Фараон приказал увести сидонца и казнить предателя на рыночной площади, но сидонец, которого звали Курри, бросился к ногам Скитальца, моля пощадить его. Скиталец не знал пощады только в пылу битвы, когда кровь его кипела, и сейчас он сжалился над сидонцем.
– Будь милосерден, о фараон Менепта! – воскликнул он. – Пощади этого человека. Он спас мне жизнь, когда матросы хотели выбросить меня за борт.

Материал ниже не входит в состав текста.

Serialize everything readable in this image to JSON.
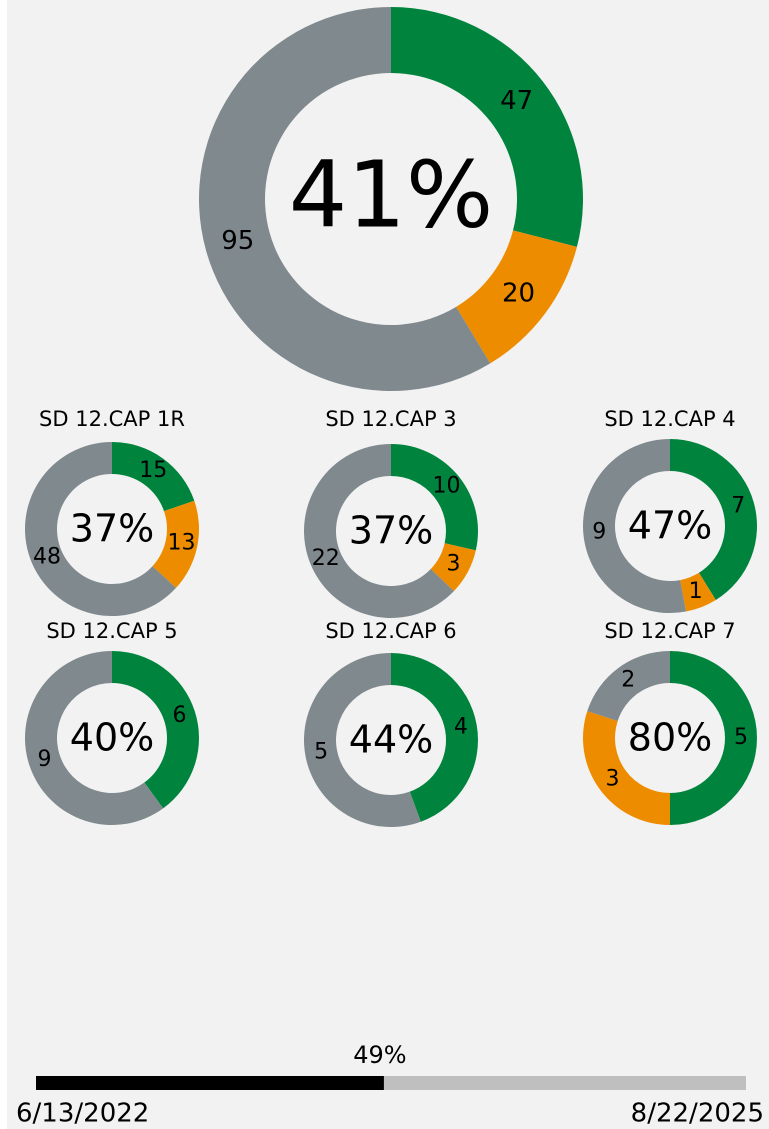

Позволь мне заплатить ему свой долг.
– Раз ты этого желаешь, я его пощажу, – ответил фараон, – но помни: злобная месть всегда крадется по пятам простодушного милосердия и взыскивает долги задолго до срока.
Вот как случилось, что Курри отдали царице, он стал ее ювелиром и начал делать для нее украшения из золота и серебра. Скитальцу отвели покои в королевском дворце – фараон решил поставить его во главе своих телохранителей, ему нравилось, что он так красив и силен.
Когда Скиталец покидал тронный зал вместе с Реи, царица Мериамун снова посмотрела на него и на этот раз долго не отводила глаз, ее бледное, цвета слоновой кости лицо зарделось тем алым цветом, каким сидонцы покрывают украшения из слоновой кости для сбруи царских лошадей. Скиталец заметил и неожиданное смятение царицы Мериамун, и ярко вспыхнувший румянец, и хоть она была очень хороша собой, ему все это очень не понравилось, в сердце закралось недоброе предчувствие. И потому, оставшись наедине с Реи, он заговорил о царице и попросил старого жреца объяснить, что означает ее поведение.
– Мне показалось, что царице словно бы знакомо мое лицо, как будто она видела меня раньше, и даже испугалась, – сказал он, – но я никогда не видел ее, сколько ни странствовал. Да, она красавица, и все же… но нет, нельзя обсуждать царей и цариц, когда ты находишься в их царстве.
Реи в ответ на слова Скитальца только улыбнулся. Однако Скиталец почувствовал, что он встревожен, и, вспомнив, как горячо Реи просил его вынуть из шлема наконечник копья, стал его настойчиво расспрашивать. И в конце концов Реи сдался, ему очень нравился чужеземец, а тайна, которую он хранил, слишком долго жгла его сердце, и потому он отвел Скитальца в свои собственные покои во дворце и стал рассказывать историю царицы Мериамун.